Depuis la dissolution de l’URSS en 1991, tous les grands États riverains de la mer Noire, à l’exception de la Russie, sont devenus membres de l’OTAN (Roumanie) ou ont connu des « révolutions de couleur » orchestrées par les États-Unis qui ont porté au pouvoir des régimes totalement pro-américains (Ukraine et Géorgie). La Turquie est depuis longtemps déjà membre de l’OTAN.

Pour la Russie, la région de la mer Noire a été historiquement d’une importance cruciale pour l’accès à la mer Méditerranée et, en particulier, à la Méditerranée orientale où la Russie a une base navale pour sa Flotte de la mer Noire à Tartous, au nord-est de la Syrie. La mer d’Azov est également cruciale pour le contrôle russe de la Crimée, qui continue de faire l’objet d’un blocus économique par le régime de Kiev.

Une analyse du groupe de réflexion impérialiste américain, le Centre pour des études internationales et stratégiques (CSIS) a noté que, pour la Russie, « la Crimée est la source militaire, la Turquie est le pivot, et les détroits turcs le passage stratégique ; et l’objectif final est l’accès et la présence militaire en Méditerranée orientale en contrepoids à l’expansion américaine et OTAN à l’Est et sa présence en mer Égée et en Méditerranée centrale ».

Robert D. Kaplan, l’un des stratèges les plus influents de la politique étrangère de Washington, a souligné dans un livre récent que « la lutte de l’Europe avec la Russie pourrait ne pas se dérouler uniquement sur les pays baltes, mais sur la mer Noire et impliquer la Roumanie ». Il a soutenu que la Roumanie, membre de l’OTAN, qui borde également la mer Noire, serait le « flanc sud » d’une guerre contre la Russie, tandis que les États baltes et la Pologne formeraient le flanc nord.

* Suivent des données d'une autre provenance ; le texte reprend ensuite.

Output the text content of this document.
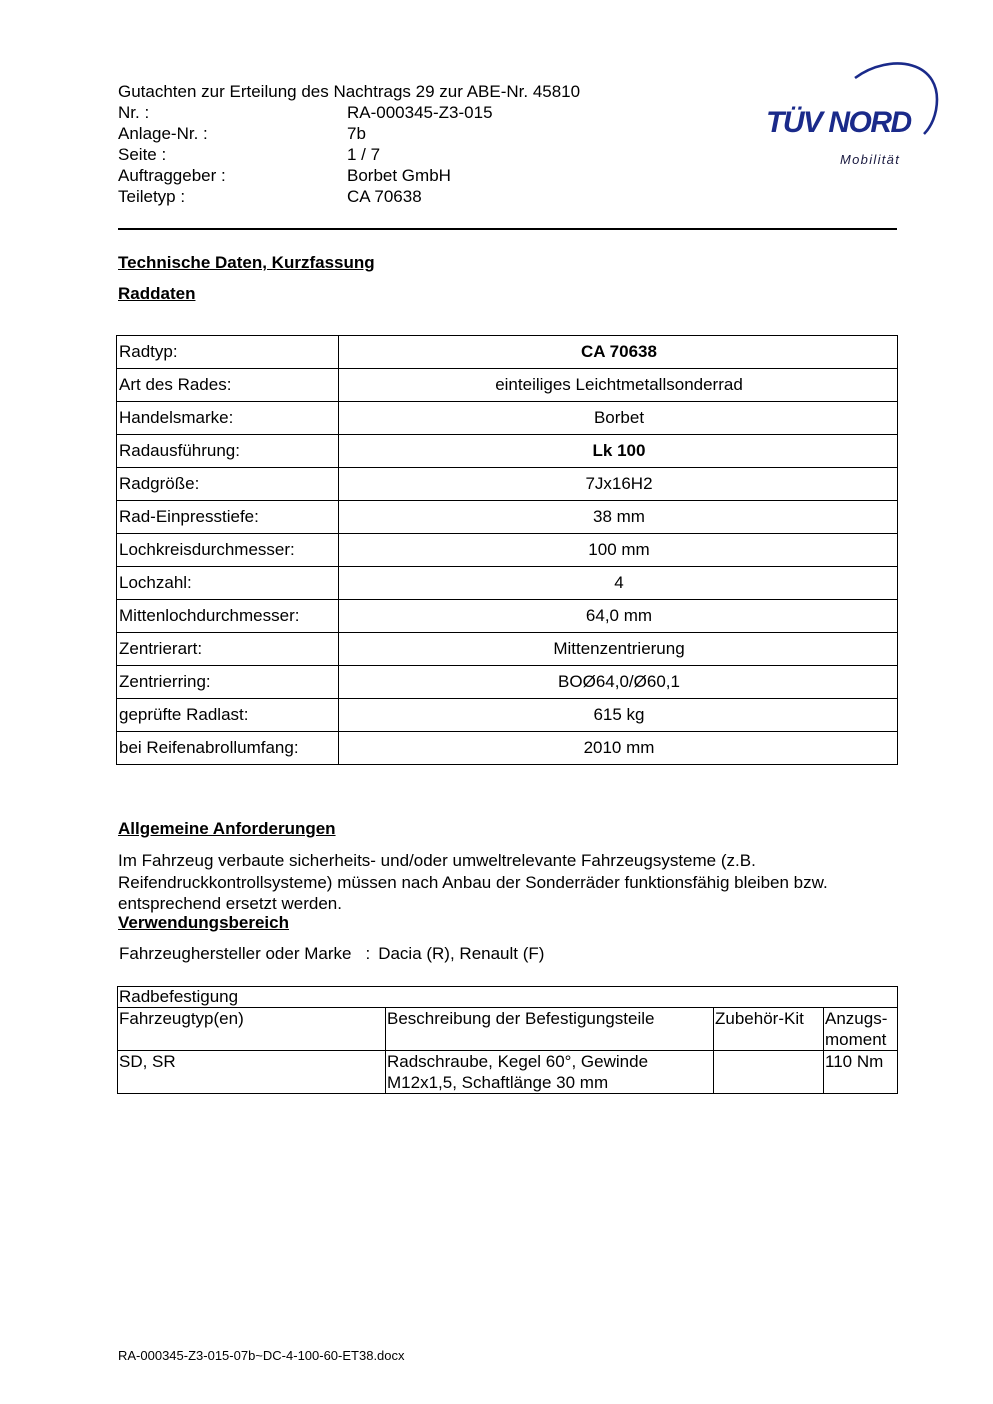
Gutachten zur Erteilung des Nachtrags 29 zur ABE-Nr. 45810
Nr. :	RA-000345-Z3-015
Anlage-Nr. :	7b
Seite :	1 / 7
Auftraggeber :	Borbet GmbH
Teiletyp :	CA 70638
TÜV NORD
Mobilität
Technische Daten, Kurzfassung
Raddaten
Radtyp:	CA 70638
Art des Rades:	einteiliges Leichtmetallsonderrad
Handelsmarke:	Borbet
Radausführung:	Lk 100
Radgröße:	7Jx16H2
Rad-Einpresstiefe:	38 mm
Lochkreisdurchmesser:	100 mm
Lochzahl:	4
Mittenlochdurchmesser:	64,0 mm
Zentrierart:	Mittenzentrierung
Zentrierring:	BOØ64,0/Ø60,1
geprüfte Radlast:	615 kg
bei Reifenabrollumfang:	2010 mm
Allgemeine Anforderungen
Im Fahrzeug verbaute sicherheits- und/oder umweltrelevante Fahrzeugsysteme (z.B.
Reifendruckkontrollsysteme) müssen nach Anbau der Sonderräder funktionsfähig bleiben bzw.
entsprechend ersetzt werden.
Verwendungsbereich
Fahrzeughersteller oder Marke : Dacia (R), Renault (F)
Radbefestigung			
Fahrzeugtyp(en)	Beschreibung der Befestigungsteile	Zubehör-Kit	Anzugs-
moment

SD, SR	Radschraube, Kegel 60°, Gewinde
M12x1,5, Schaftlänge 30 mm		110 Nm
RA-000345-Z3-015-07b~DC-4-100-60-ET38.docx
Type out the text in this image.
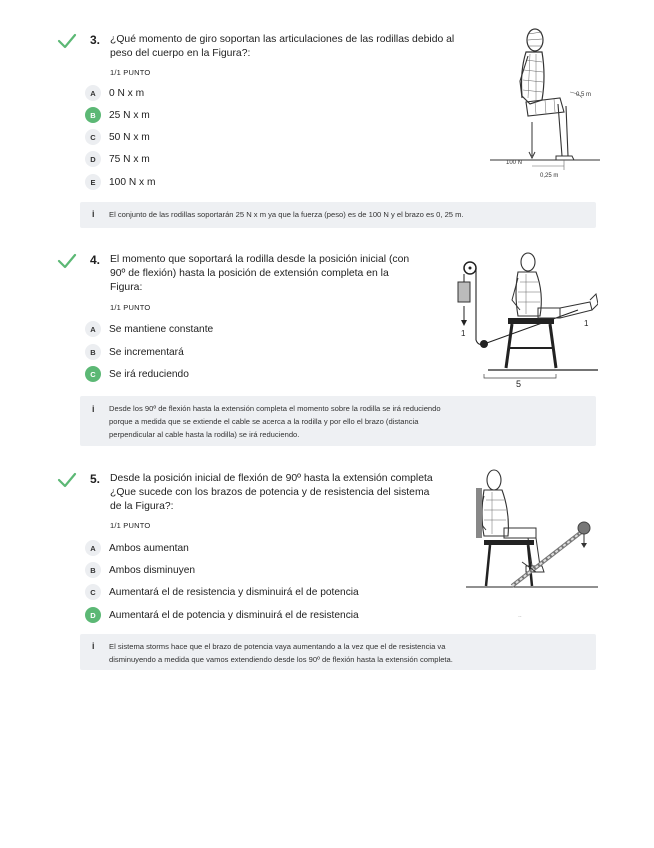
3. ¿Qué momento de giro soportan las articulaciones de las rodillas debido al
peso del cuerpo en la Figura?:
1/1 PUNTO
A	0 N x m
B	25 N x m
C	50 N x m
D	75 N x m
E	100 N x m
0,5 m
100 N
0,25 m
i El conjunto de las rodillas soportarán 25 N x m ya que la fuerza (peso) es de 100 N y el brazo es 0, 25 m.
4. El momento que soportará la rodilla desde la posición inicial (con
90º de flexión) hasta la posición de extensión completa en la
Figura:
1/1 PUNTO
A	Se mantiene constante
B	Se incrementará
C	Se irá reduciendo
1
1
5
i Desde los 90º de flexión hasta la extensión completa el momento sobre la rodilla se irá reduciendo
porque a medida que se extiende el cable se acerca a la rodilla y por ello el brazo (distancia
perpendicular al cable hasta la rodilla) se irá reduciendo.
5. Desde la posición inicial de flexión de 90º hasta la extensión completa
¿Que sucede con los brazos de potencia y de resistencia del sistema
de la Figura?:
1/1 PUNTO
A	Ambos aumentan
B	Ambos disminuyen
C	Aumentará el de resistencia y disminuirá el de potencia
D	Aumentará el de potencia y disminuirá el de resistencia	·∙
i El sistema storms hace que el brazo de potencia vaya aumentando a la vez que el de resistencia va
disminuyendo a medida que vamos extendiendo desde los 90º de flexión hasta la extensión completa.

Lors du sommet de l’OTAN de juillet 2016 à Varsovie, les dirigeants de l’Alliance se sont engagés à accroître leur présence militaire dans la région par la création de la Présence avancée adaptée (PTF). L’année dernière, l’OTAN a organisé un exercice militaire majeur dans la mer Noire.

Malgré toute la clameur « anti-russe » de l’opposition de droite à Trump dirigée par le Parti démocrate, son gouvernement a en fait intensifié le soutien militaire et politique aux régimes anti-russes de droite en Europe de l’Est, y compris en Pologne et en Ukraine. Elle a fourni au régime ukrainien diverses armes, des missiles et des navires de patrouille, y compris des missiles de type Javelin, des actions que le président Obama avait toujours évité.

Le fait que ces provocations soutenues par les États-Unis menacent d’une escalade catastrophique du conflit militaire avec la Russie, qui est déjà bien engagée par les forces qui leur servent d’intermédiaires en Ukraine et en Syrie, fait partie du calcul. Dans un article paru en octobre dans le National Interest, Lyle Goldstein, chercheur au Collège de la guerre marine des États-Unis, a admis ouvertement que le régime ukrainien soutenu par les États-Unis se livre actuellement à des provocations, et a averti qu’un scénario de conflit à grande échelle en mer d’Azov « ferait passer les opérations en Syrie pour une partie de croquet ».